Just when everyone gets a bit excited, they also state that there are no legal grounds to re-visit the decision on the 2018 or 2022 tournaments.


This is despite the fact that one bidding team (Spain/Portgual) did not rate a mention at all in Eckert’s summary report, and another bidding team, the Russians, threw out their computers. Apparently no-one amongst the 135 million or so people in Russia can figure out how to retrieve documents, emails and text messages – have they thought of asking Edward Snowden for help? But it gets better: the new head of the Ethics Committee, Swiss Cornel Borbely, thinks Russia and their computers-sent-to-Siberia are all hunky-dory – even while coming down hard on one of the few people in the entire Bid process who told it like it is, Harold Mayne-Nicholls of Chile. 

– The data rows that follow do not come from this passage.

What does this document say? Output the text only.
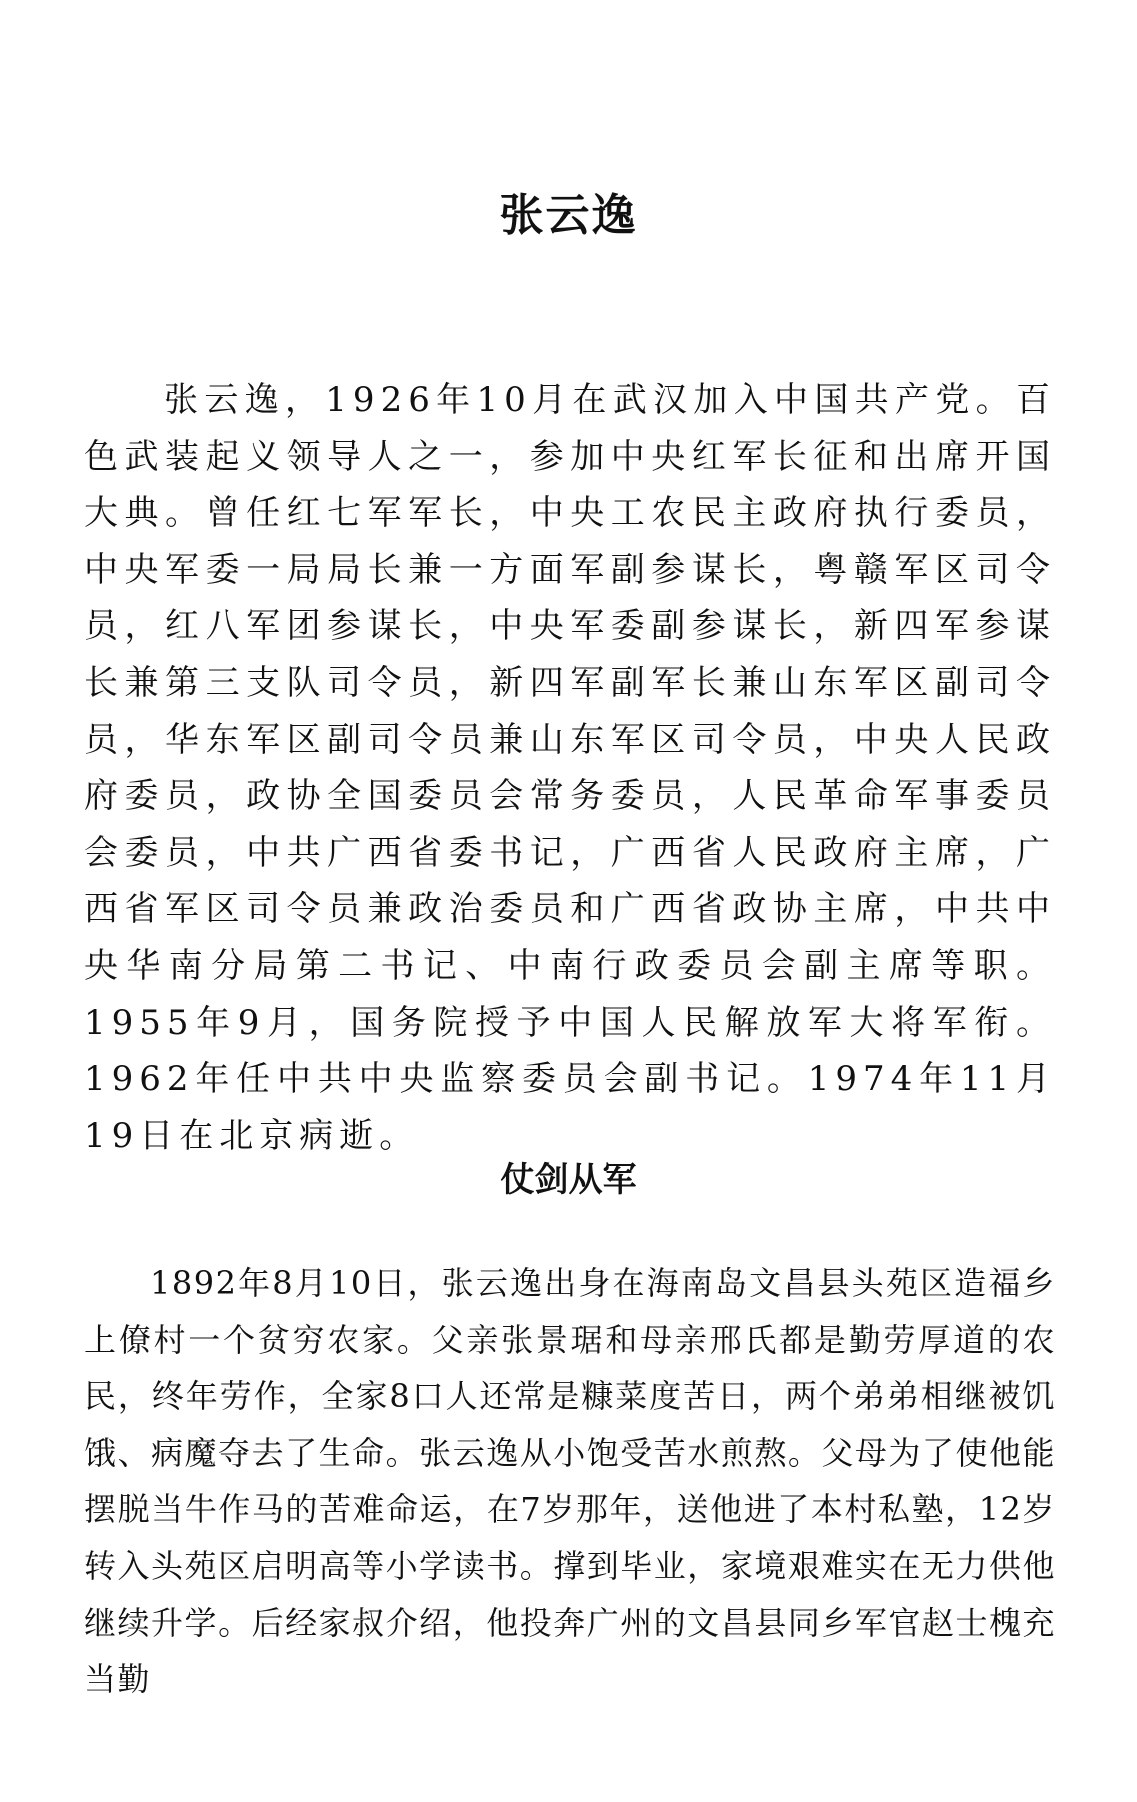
张云逸

张云逸，1926年10月在武汉加入中国共产党。百色武装起义领导人之一，参加中央红军长征和出席开国大典。曾任红七军军长，中央工农民主政府执行委员，中央军委一局局长兼一方面军副参谋长，粤赣军区司令员，红八军团参谋长，中央军委副参谋长，新四军参谋长兼第三支队司令员，新四军副军长兼山东军区副司令员，华东军区副司令员兼山东军区司令员，中央人民政府委员，政协全国委员会常务委员，人民革命军事委员会委员，中共广西省委书记，广西省人民政府主席，广西省军区司令员兼政治委员和广西省政协主席，中共中央华南分局第二书记、中南行政委员会副主席等职。1955年9月，国务院授予中国人民解放军大将军衔。1962年任中共中央监察委员会副书记。1974年11月19日在北京病逝。

仗剑从军

1892年8月10日，张云逸出身在海南岛文昌县头苑区造福乡上僚村一个贫穷农家。父亲张景琚和母亲邢氏都是勤劳厚道的农民，终年劳作，全家8口人还常是糠菜度苦日，两个弟弟相继被饥饿、病魔夺去了生命。张云逸从小饱受苦水煎熬。父母为了使他能摆脱当牛作马的苦难命运，在7岁那年，送他进了本村私塾，12岁转入头苑区启明高等小学读书。撑到毕业，家境艰难实在无力供他继续升学。后经家叔介绍，他投奔广州的文昌县同乡军官赵士槐充当勤
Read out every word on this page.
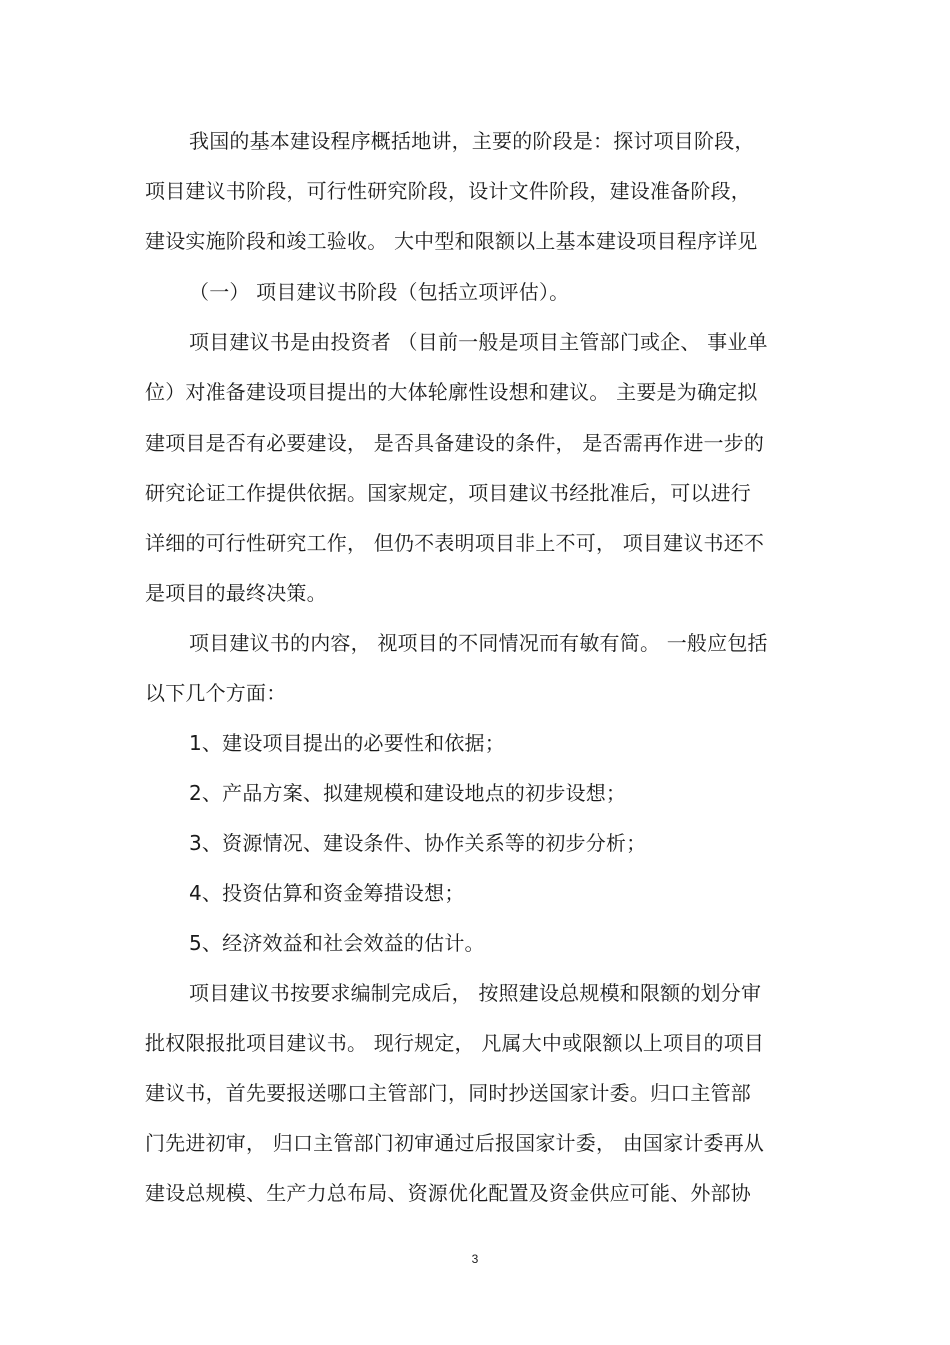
我国的基本建设程序概括地讲，主要的阶段是：探讨项目阶段，
项目建议书阶段，可行性研究阶段，设计文件阶段，建设准备阶段，
建设实施阶段和竣工验收。 大中型和限额以上基本建设项目程序详见
（一） 项目建议书阶段（包括立项评估）。
项目建议书是由投资者 （目前一般是项目主管部门或企、 事业单
位）对准备建设项目提出的大体轮廓性设想和建议。 主要是为确定拟
建项目是否有必要建设， 是否具备建设的条件， 是否需再作进一步的
研究论证工作提供依据。国家规定，项目建议书经批准后，可以进行
详细的可行性研究工作， 但仍不表明项目非上不可， 项目建议书还不
是项目的最终决策。
项目建议书的内容， 视项目的不同情况而有敏有简。 一般应包括
以下几个方面：
1、建设项目提出的必要性和依据；
2、产品方案、拟建规模和建设地点的初步设想；
3、资源情况、建设条件、协作关系等的初步分析；
4、投资估算和资金筹措设想；
5、经济效益和社会效益的估计。
项目建议书按要求编制完成后， 按照建设总规模和限额的划分审
批权限报批项目建议书。 现行规定， 凡属大中或限额以上项目的项目
建议书，首先要报送哪口主管部门，同时抄送国家计委。归口主管部
门先进初审， 归口主管部门初审通过后报国家计委， 由国家计委再从
建设总规模、生产力总布局、资源优化配置及资金供应可能、外部协
3
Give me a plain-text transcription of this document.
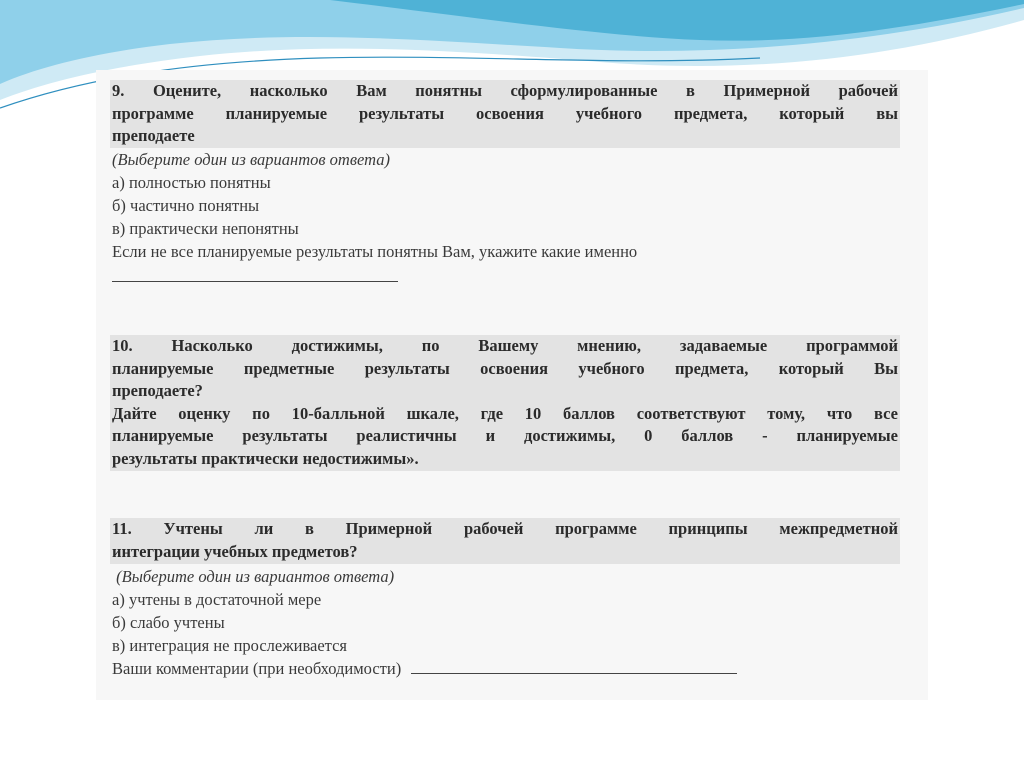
9. Оцените, насколько Вам понятны сформулированные в Примерной рабочей
программе планируемые результаты освоения учебного предмета, который вы
преподаете
(Выберите один из вариантов ответа)
а) полностью понятны
б) частично понятны
в) практически непонятны
Если не все планируемые результаты понятны Вам, укажите какие именно
10. Насколько достижимы, по Вашему мнению, задаваемые программой
планируемые предметные результаты освоения учебного предмета, который Вы
преподаете?
Дайте оценку по 10-балльной шкале, где 10 баллов соответствуют тому, что все
планируемые результаты реалистичны и достижимы, 0 баллов - планируемые
результаты практически недостижимы».
11. Учтены ли в Примерной рабочей программе принципы межпредметной
интеграции учебных предметов?
(Выберите один из вариантов ответа)
а) учтены в достаточной мере
б) слабо учтены
в) интеграция не прослеживается
Ваши комментарии (при необходимости)
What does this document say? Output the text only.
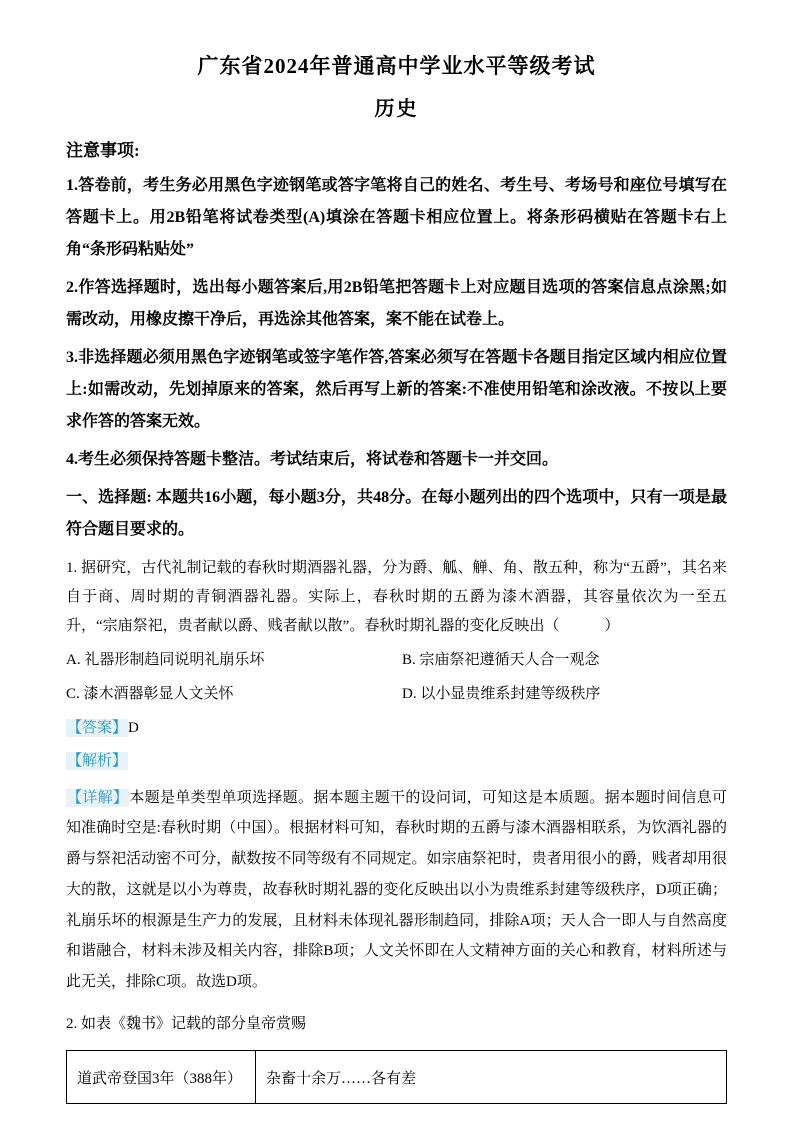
广东省2024年普通高中学业水平等级考试
历史
注意事项:

1.答卷前，考生务必用黑色字迹钢笔或答字笔将自己的姓名、考生号、考场号和座位号填写在答题卡上。用2B铅笔将试卷类型(A)填涂在答题卡相应位置上。将条形码横贴在答题卡右上角“条形码粘贴处”

2.作答选择题时，选出每小题答案后,用2B铅笔把答题卡上对应题目选项的答案信息点涂黑;如需改动，用橡皮擦干净后，再选涂其他答案，案不能在试卷上。

3.非选择题必须用黑色字迹钢笔或签字笔作答,答案必须写在答题卡各题目指定区域内相应位置上:如需改动，先划掉原来的答案，然后再写上新的答案:不准使用铅笔和涂改液。不按以上要求作答的答案无效。

4.考生必须保持答题卡整洁。考试结束后，将试卷和答题卡一并交回。

一、选择题: 本题共16小题，每小题3分，共48分。在每小题列出的四个选项中，只有一项是最符合题目要求的。

1. 据研究，古代礼制记载的春秋时期酒器礼器，分为爵、觚、觯、角、散五种，称为“五爵”，其名来自于商、周时期的青铜酒器礼器。实际上，春秋时期的五爵为漆木酒器，其容量依次为一至五升，“宗庙祭祀，贵者献以爵、贱者献以散”。春秋时期礼器的变化反映出（　　　）

A. 礼器形制趋同说明礼崩乐坏	B. 宗庙祭祀遵循天人合一观念
C. 漆木酒器彰显人文关怀	D. 以小显贵维系封建等级秩序

【答案】D

【解析】

【详解】本题是单类型单项选择题。据本题主题干的设问词，可知这是本质题。据本题时间信息可知准确时空是:春秋时期（中国）。根据材料可知，春秋时期的五爵与漆木酒器相联系，为饮酒礼器的爵与祭祀活动密不可分，献数按不同等级有不同规定。如宗庙祭祀时，贵者用很小的爵，贱者却用很大的散，这就是以小为尊贵，故春秋时期礼器的变化反映出以小为贵维系封建等级秩序，D项正确；礼崩乐坏的根源是生产力的发展，且材料未体现礼器形制趋同，排除A项；天人合一即人与自然高度和谐融合，材料未涉及相关内容，排除B项；人文关怀即在人文精神方面的关心和教育，材料所述与此无关，排除C项。故选D项。

2. 如表《魏书》记载的部分皇帝赏赐

道武帝登国3年（388年）	杂畜十余万……各有差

Then there’s the matter of redactions for ‘confidentiality’ of the 75 witnesses. Not all of them, of course; just the 73 who were not selectively and shamefully singled-out already by Eckert, FIFA and their advisers for the sole purpose of denigration and demeaning.  


“The worst thing you can do in the FIFA world is speak. It’s even worse to speak out,” I write here


It would be interesting to know whether the five members of the Executive Committee with a conflict of interest in this issue – Angel Maria Villar Llona (Spain), Michel d’Hooghe (Belgium), Vitaly Mutko (Russia), Sunil Gulati (USA) and Moya Dodd (Australia) – took part in this discussion and decision. As they’re all from bidding nations in 2018/2022, they ought not to have. 


FIFA’s decision is nothing to get excited about. It is accountability on the ‘never never’ and should not be tolerated by the football community and civil society.